El maridaje es el arte de combinar un plato concreto con el vino que le proporcione un mejor resultado gustativo. También llamado armonía o acorde, en algunos casos la intención es crear un sabor nuevo agradable y evitar los efectos desagradables. Pero sobre todo, se emplea para potenciar el sabor de la comida o para que los vinos puedan ser disfrutados sin que ésta interfiera en su aroma. No existe una única opción en el maridaje, y vinos muy distintos pueden casar con un mismo plato. Si bien somos libres de escoger el vino para cada plato, corremos el riesgo de que ambos sabores se solapen, o que den como resultado un único sabor desagradable. Por ello, se recomienda seguir los siguientes maridajes:

Para paellas y arroces, vinos ligeros

Los arroces en general casan con vinos blancos ligeros y secos, con aromas frutales pero no demasiado dulces. Otra alternativa es usar tintos de variedades ligeras, y en este caso buscaremos cierto contraste con el sabor de la paella, sin que se anulen entre sí. En el caso de arroces con salsas fuertes, como los sofritos, es mejor optar por estos tintos ligeros.

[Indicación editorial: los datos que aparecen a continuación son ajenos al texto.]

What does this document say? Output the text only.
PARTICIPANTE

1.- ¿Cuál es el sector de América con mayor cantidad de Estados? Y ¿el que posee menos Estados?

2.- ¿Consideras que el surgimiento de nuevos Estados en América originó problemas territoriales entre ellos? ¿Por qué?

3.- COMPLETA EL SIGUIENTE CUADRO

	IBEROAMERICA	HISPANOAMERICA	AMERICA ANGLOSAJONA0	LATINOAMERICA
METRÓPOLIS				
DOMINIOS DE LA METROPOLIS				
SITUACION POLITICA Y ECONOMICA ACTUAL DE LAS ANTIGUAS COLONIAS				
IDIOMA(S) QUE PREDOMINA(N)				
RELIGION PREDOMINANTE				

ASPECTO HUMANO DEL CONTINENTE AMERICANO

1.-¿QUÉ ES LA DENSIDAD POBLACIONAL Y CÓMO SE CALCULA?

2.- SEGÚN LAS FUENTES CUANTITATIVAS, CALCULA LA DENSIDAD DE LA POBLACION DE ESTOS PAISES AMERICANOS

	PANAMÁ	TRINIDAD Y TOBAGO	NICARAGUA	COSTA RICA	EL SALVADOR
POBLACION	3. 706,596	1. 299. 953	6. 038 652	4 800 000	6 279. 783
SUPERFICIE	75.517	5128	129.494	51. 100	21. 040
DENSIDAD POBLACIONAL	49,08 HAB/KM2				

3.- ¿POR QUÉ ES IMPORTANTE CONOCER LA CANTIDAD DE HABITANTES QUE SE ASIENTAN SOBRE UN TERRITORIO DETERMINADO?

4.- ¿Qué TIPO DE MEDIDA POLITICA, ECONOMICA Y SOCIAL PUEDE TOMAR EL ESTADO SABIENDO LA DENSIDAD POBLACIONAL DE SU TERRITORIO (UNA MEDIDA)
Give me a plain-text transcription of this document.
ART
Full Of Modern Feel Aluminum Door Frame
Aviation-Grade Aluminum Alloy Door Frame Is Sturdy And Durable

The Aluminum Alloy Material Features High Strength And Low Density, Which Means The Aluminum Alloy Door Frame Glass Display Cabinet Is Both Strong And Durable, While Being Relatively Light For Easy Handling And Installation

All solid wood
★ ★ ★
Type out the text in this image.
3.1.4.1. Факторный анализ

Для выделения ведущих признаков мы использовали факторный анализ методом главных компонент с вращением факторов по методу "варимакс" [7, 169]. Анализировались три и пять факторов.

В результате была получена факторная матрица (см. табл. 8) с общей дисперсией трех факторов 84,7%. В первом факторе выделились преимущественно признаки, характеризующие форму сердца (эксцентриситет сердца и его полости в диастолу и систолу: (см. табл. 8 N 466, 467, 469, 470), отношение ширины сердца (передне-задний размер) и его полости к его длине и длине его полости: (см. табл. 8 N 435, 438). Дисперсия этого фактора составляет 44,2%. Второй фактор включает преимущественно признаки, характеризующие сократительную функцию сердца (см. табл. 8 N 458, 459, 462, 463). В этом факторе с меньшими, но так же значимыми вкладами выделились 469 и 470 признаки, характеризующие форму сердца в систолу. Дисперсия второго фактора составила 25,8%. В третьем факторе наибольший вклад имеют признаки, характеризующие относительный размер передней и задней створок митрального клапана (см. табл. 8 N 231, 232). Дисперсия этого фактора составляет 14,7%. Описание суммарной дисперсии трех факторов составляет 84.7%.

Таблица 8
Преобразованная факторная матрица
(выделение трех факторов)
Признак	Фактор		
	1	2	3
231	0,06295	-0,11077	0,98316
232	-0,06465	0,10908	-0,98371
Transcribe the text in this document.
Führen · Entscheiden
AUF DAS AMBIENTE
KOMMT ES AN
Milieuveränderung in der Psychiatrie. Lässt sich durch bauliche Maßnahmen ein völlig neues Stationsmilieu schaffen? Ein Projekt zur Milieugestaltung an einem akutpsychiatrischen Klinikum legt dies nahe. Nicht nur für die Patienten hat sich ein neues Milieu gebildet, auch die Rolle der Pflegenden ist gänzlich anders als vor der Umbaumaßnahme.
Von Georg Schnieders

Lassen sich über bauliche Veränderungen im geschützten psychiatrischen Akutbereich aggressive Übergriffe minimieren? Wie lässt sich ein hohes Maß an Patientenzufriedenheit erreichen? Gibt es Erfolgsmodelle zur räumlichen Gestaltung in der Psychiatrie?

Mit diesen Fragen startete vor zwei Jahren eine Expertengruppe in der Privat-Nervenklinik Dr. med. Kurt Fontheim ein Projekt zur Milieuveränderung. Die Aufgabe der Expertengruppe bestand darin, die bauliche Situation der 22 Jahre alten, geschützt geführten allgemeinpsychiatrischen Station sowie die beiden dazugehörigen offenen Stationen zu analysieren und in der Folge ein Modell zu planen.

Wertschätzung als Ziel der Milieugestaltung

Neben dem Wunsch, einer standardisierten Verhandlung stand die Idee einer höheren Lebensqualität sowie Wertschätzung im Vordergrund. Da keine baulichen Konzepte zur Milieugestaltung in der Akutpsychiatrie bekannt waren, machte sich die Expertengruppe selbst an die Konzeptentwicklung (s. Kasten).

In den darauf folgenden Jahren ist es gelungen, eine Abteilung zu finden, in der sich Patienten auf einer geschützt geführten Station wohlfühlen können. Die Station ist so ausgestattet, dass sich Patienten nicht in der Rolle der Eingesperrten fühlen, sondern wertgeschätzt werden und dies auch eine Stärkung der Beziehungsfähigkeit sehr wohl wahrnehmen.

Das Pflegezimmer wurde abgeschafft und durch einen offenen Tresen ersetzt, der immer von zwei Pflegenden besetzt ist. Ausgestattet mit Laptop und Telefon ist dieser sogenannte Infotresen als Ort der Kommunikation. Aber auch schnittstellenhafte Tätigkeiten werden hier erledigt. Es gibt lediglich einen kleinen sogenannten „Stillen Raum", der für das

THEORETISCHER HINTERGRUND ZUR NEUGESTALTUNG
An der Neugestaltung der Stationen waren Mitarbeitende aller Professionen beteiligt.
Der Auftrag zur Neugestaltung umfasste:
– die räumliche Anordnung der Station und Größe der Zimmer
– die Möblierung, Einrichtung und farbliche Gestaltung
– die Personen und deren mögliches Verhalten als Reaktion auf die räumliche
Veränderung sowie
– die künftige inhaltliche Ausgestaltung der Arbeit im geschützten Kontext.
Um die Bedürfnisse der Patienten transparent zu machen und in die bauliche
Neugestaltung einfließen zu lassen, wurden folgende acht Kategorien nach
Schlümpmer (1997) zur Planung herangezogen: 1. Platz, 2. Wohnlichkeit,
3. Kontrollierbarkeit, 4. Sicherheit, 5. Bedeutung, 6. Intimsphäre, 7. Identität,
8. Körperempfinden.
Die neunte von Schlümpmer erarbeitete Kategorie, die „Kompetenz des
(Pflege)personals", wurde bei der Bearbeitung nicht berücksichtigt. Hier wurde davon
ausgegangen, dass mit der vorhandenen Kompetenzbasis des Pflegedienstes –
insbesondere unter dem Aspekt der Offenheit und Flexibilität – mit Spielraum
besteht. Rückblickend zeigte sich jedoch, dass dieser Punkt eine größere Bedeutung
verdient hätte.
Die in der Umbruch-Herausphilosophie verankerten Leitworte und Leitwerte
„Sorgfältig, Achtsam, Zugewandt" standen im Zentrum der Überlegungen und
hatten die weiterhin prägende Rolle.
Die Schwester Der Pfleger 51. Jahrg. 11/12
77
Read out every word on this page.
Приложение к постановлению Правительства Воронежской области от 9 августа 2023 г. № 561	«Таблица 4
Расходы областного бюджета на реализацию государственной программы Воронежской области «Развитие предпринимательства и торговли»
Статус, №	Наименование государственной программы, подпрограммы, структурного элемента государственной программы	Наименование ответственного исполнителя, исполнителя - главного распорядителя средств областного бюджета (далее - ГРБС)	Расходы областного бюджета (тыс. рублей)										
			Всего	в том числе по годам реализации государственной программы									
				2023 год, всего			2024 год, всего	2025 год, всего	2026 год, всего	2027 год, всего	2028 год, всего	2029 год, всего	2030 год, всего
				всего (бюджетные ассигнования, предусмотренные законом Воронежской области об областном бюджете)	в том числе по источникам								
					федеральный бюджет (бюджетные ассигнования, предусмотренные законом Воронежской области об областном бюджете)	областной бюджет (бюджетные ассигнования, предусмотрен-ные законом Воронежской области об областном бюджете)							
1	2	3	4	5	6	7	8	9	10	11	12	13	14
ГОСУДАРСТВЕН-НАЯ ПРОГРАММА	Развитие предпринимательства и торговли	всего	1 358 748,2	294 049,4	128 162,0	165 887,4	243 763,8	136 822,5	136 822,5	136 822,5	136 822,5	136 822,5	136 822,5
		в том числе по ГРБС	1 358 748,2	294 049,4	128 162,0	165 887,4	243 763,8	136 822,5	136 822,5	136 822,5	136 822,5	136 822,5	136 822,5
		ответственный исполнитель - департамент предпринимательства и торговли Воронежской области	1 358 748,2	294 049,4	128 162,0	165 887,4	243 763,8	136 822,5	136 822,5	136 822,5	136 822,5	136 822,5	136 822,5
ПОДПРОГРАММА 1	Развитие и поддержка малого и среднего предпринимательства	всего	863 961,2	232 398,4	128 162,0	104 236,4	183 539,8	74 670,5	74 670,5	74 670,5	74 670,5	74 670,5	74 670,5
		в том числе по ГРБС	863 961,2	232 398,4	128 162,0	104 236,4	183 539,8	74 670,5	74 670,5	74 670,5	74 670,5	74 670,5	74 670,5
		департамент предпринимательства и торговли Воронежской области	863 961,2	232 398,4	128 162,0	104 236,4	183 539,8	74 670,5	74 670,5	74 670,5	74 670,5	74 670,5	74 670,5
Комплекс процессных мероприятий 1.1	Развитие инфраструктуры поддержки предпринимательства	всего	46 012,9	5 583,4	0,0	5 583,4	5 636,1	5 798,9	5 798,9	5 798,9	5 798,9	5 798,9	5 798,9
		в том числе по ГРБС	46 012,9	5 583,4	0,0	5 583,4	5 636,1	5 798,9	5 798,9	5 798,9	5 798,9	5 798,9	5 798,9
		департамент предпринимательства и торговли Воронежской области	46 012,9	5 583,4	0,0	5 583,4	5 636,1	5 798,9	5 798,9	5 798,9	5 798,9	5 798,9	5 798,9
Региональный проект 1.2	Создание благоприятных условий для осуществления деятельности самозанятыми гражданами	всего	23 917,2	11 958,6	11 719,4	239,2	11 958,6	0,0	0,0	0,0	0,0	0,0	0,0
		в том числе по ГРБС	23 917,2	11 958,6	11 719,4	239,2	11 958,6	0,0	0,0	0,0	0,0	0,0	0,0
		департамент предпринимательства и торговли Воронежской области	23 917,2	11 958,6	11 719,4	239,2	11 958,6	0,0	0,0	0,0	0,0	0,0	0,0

El marisco y los blancos, la unión perfecta

Al marisco le van los vinos blancos en general, incluso los dulces y florales. Desde secos y ácidos hasta otros untuosos y pasados por barrica. El motivo principal es que el marisco posee una gran variedad de sabores, desde el cuerpo a la cabeza, y tiene toques fuertes y suaves. Los rosados, en cierto punto, también casan bien con el marisco.

Diferentes vinos para el pescado según su tipología

Para el pescado blanco cocinado a la plancha, los blancos secos ácidos (como el txakoli) son una buena opción, aunque algunos de tonos más dulces pueden resultar acertados. En estos casos, conviene evitar los rosados. Por el contrario, si el pescado blanco está hecho al horno y lleva condimentos y guarnición, el sabor de su carne está más concentrado y es bueno optar por blancos mediterráneos secos y con cuerpo. El rosado e incluso algún tinto con tonos suaves también tienen cabida. En lo que respecta a los pescados azules o grasos, se puede usar un blanco mediterráneo o un tinto ligero, que no tengan un cuerpo excesivo.

Las carnes rojas y los tintos poderosos

Las carnes rojas son el alimento por excelencia de los tintos de variedades poderosas, que tienen un sabor muy potente. Por supuesto, los vinos curtidos y maduros casan perfectamente con una buena carne roja.

Las ensaladas, nunca con vino dulce

A las ensaladas les va bien tanto el rosado como el blanco seco con aroma frutal. Puede funcionar un blanco con cierta acidez, que acompañe por el frescor en boca. Pero nunca los vinos con un toque dulce.

Los quesos, un mundo muy amplio

El mundo de los quesos es casi tan extenso como el de los vinos. Sin embargo, en términos generales, puede asignarse a los quesos tiernos y grasos un vino blanco con cuerpo o seco ligero, e incluso algo dulce, ya que nos dará contraste. Para los quesos azules, que son potentes de aroma y sabor, es mejor utilizar tintos de tono ligero pero afrutado. Los quesos curados aceptan muy bien los tintos potentes y maduros, pasados por barrica.